Ankara okuma grubunun kasım ayındaki toplantısından biraz önce döndüm.Esasen birkaç saat kalıp kaçmayı düşünüyordum çünkü bu hafta kritik bir haftaya giriyorum (vize haftama). Lakin ortamın havası -gerçekte soğuk olmasına rağmen mecazda sıcak olunca- kolay kolay kopamadım. Bu ay için belirlediğimiz kitapları -Fareler ve İnsanlar,John Steinbeck ve Ray Bradbury'nin Fahrenheit 451'ini- uzun uzadıya konuştuk, tartıştık, sorularımızı cevapladık. Okurken göremediğimiz detayları diğer arkadaşların anlatımlarında fark ettik. Ve hemen ardından yanımızda getirdiğimiz kitapları birbirimize ödünç verdik. (Ben yanımda getirmemiştim ama bir sonrakine birkaç tane getirebilirim unutmazsam.) Ve ardından birkaç saatlik sohbetimiz bal tadında sürdü de sürdü. Kısacası çok keyifli, (yok bu olmadı, ''Çok çok keyifli, tatlı, güzel, hoş, nacizane bir toplantı'' gerçekleştirdik.)

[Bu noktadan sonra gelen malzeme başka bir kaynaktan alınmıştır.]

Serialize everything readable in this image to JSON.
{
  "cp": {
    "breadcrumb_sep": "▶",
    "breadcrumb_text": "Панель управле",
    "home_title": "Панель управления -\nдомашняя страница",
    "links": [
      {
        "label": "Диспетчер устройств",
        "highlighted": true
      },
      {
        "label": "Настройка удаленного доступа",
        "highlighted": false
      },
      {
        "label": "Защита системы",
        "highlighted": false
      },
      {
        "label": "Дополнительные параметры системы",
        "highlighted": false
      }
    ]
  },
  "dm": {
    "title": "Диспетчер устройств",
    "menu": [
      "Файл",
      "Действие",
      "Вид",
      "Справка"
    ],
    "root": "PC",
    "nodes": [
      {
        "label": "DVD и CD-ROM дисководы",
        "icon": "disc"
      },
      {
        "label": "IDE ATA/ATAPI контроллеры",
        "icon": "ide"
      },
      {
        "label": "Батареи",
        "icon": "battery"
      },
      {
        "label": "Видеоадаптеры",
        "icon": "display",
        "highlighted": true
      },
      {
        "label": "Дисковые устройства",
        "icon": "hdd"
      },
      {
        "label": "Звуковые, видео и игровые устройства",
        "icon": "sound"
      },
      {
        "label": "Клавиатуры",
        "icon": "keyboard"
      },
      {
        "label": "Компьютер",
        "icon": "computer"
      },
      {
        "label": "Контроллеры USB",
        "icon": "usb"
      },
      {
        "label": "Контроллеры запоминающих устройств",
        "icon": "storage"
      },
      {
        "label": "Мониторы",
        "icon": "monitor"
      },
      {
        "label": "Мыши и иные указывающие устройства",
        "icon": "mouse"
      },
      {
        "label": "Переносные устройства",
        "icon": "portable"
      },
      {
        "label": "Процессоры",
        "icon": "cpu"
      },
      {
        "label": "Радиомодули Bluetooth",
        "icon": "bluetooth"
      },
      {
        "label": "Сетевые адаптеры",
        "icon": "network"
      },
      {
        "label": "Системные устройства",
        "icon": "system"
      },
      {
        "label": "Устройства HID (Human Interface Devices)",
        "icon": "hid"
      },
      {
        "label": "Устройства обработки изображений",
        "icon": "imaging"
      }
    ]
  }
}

Ankara grubunun Kasım ayındaki toplantısına katılan herkese ayrı ayrı teşekkür ediyorum. (Tek tek isim de yazardım da şimdi hitapta kusur etmeyelim.) İçinde bulunduğum bulantılı zamanlarımda ve kapımı çalmak üzere olan ara sınavlarım öncesinde moralimin çokça yükseldiğini söyleyebilirim. Bugünüme keyif kattığınız için sağ olun, var olun efendim.
Dip Not: Haberi bekleyemedim. :)
Dip Not 2: Bu iletiyi on beş dakikadır yazıp silerek tereddütte kaldım ama yazmasam içimde kalarak yazık olacaktı duyguma.